He moved slowly toward her, and she noted that he carried a worn leather-backed Bible under one arm.

"Yes," he told her, "it was me a-whistlin' like a whip-pore-will fo' you, Jane. I didn't much like the idee o' goin' down thar in the inemy's country to see ye, Jane. I wanted to have a talk wi' ye. About the lumber track. Jane, Little Buck he told me 'at the track it would shorely git to the basin tomorrow!"

Because Granny Wolfe had known that already, she expressed no surprise. She leaned the rifle against a tree, and rested her hands on her thin old hips.

"I'm a-listenin', Bill," she reminded him. "You ain't done a-talkin'."

"I wondered, Jane," thoughtfully, "ef the' was anything on earth you and me could do to stop the bloodshed afore it comes."

"The' hain't!" Granny Wolfe exclaimed. "Bill Singleton, the's a-goin' to be trouble sech as even me and you never seed afore. My son Buck he has done passed his word 'at the railroad shain't never come into the basin; Little Buck, bless his heart of him, has passed his word and promise 'at it shall—and they're both Wolfes. Little Buck he's got to put the thing through or die a-tryin', ef he's a-goin' to be hon'rable to them 'at sold all o' their property to back him up. He cain't call the law in to help him, acause that would—you know, Bill, jest what it would mean. May the Lord ha' mussy on us all, Bill Singleton! I jest don't know what to do! I've done wore mighty nigh it all the hide off my pore old screakin' knees a-prayin' fo' peace. I've talked to my son Buck ontel I was as black in the face as my dawg.

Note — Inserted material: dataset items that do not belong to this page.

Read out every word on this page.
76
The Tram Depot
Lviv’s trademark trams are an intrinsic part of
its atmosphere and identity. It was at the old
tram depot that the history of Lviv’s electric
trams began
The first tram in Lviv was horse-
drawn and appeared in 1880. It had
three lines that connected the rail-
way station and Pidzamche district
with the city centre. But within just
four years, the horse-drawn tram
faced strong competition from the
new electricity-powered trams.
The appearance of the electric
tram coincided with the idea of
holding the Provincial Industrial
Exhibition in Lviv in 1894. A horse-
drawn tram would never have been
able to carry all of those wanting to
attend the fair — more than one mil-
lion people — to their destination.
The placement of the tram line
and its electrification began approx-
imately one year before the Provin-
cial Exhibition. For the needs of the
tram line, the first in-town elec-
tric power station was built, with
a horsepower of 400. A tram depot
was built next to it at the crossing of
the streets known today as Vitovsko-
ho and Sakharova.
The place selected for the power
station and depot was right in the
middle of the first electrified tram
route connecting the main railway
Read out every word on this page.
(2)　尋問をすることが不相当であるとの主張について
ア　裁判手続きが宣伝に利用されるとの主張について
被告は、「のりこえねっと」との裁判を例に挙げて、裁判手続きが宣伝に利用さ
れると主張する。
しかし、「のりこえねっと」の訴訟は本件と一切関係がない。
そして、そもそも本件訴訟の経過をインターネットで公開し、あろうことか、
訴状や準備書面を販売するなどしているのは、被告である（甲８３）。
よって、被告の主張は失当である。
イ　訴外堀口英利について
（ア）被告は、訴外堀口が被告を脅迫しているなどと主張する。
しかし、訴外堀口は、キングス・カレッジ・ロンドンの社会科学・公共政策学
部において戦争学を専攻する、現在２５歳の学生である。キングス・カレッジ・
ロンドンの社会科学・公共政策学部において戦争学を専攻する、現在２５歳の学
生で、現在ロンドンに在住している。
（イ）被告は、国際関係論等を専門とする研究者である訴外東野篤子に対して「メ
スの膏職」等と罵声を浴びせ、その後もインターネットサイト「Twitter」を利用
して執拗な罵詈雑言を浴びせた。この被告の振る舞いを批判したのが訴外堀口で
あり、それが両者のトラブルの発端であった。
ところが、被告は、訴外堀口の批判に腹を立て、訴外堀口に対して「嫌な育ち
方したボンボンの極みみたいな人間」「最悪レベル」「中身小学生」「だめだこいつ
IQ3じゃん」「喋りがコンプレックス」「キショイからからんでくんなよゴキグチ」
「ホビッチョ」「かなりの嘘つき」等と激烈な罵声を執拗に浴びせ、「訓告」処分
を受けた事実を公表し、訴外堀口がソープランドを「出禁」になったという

"And I've tried to pe'suade the rest o' the Wolfes to foller Little Buck 'stid o' Old Buck," she went on gloomily. "But they won't do it. They're like sheep a-follerin' a bell-sheep. All but Nathan, that is. Nath he's allus loved Little Buck, somehow. And Nath he tried to talk his pap into a-seein' the crookedness o' his ways, but it never done no good at all. Lord ha' mussy on us all, Bill Singleton!"

"What did Old Buck say to Nath?" the Prophet wanted to know, one palsied hand burying itself in his patriarchal white beard.

"He never said nothin' to him," was the answer. "He hit him in the mouth wi' his fist. Pore Nath! Bill, I was jest so sorry fo' Nath, and so durned mad at Buck, 'at I could jest—I could jest ha' died right thar in my tracks."